I have a vector of pairs of integers that looks somehow like that:
(0, 1)
(1, 9)
(2, 3)
(6, 1)
(4, 0)
I want to extract unique elements from there, so that the result looks as follows:0, 1, 9, 2, 3, 6, 4
(basically just all numbers without duplicates)
At the moment I'm doing it like that:
std::vector<int> getElements(std::vector<std::pair<int, int>> S) {
std::vector<int> V;
for (std::vector<std::pair<int, int>>::iterator i = S.begin(); i != S.end(); i++) {
if (std::find(V.begin(), V.end(), i->first) == V.end()) {
V.push_back(i->first);
}
if (std::find(V.begin(), V.end(), i->second) == V.end()) {
V.push_back(i->second);
}
}
return V;
}
Is there any more efficient way to do it?
Your current solution is O(n^2)
. You can reduce the linear-scan for already seen elements to an amortized O(1)
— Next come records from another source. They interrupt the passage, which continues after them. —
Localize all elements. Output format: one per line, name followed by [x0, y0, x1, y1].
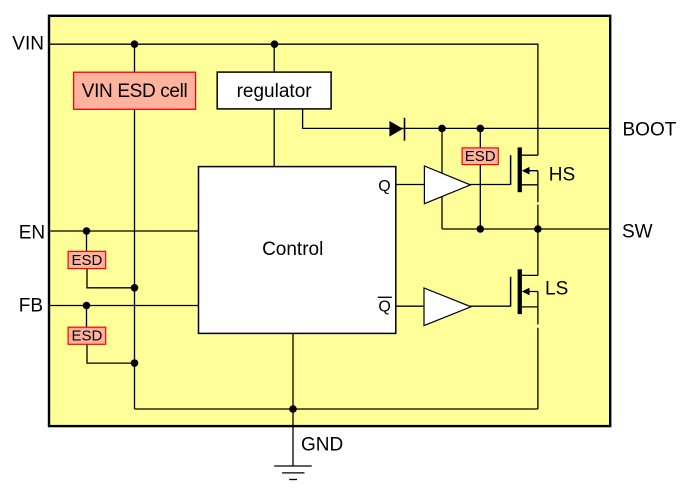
svg-text:GND: GND	[301, 435, 343, 456]
svg-text:Control: Control	[262, 239, 323, 260]
svg-text:Q: Q	[378, 178, 390, 195]
svg-text:HS: HS	[549, 164, 575, 185]
svg-text:BOOT: BOOT	[623, 119, 677, 140]
svg-text:ESD: ESD	[71, 328, 102, 345]
svg-text:LS: LS	[545, 278, 568, 299]
svg-text:VIN ESD cell: VIN ESD cell	[82, 81, 188, 102]
svg-text:regulator: regulator	[237, 81, 313, 102]
svg-text:EN: EN	[19, 222, 45, 243]
svg-text:Q: Q	[378, 299, 390, 316]
svg-text:ESD: ESD	[71, 252, 102, 269]
svg-text:SW: SW	[622, 222, 653, 243]
svg-text:FB: FB	[19, 296, 43, 317]
svg-text:ESD: ESD	[465, 148, 496, 165]
svg-text:VIN: VIN	[12, 34, 44, 55]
by using std::unordered_set
to store the already seen numbers; This will improve your runtime to O(n)
.
Here is an improved algorithm:
std::vector<int> getElements(std::vector<std::pair<int, int>> S) {
std::unordered_set<int> ss;
std::for_each(S.begin(), S.end(), [&ss](const auto& p) {
ss.insert(p.first);
ss.insert(p.second);
});
return std::vector<int>(ss.begin(), ss.end());
}
See an example Live On Coliru
Is there any more efficient way to do it?
Yes, there is. std::find
has O(n) complexity for vector, so repeating it for each element gives you O(n*n) complexity.
A simple alternative is to add every element into std::set
. The complexity of building the set is O(n log n).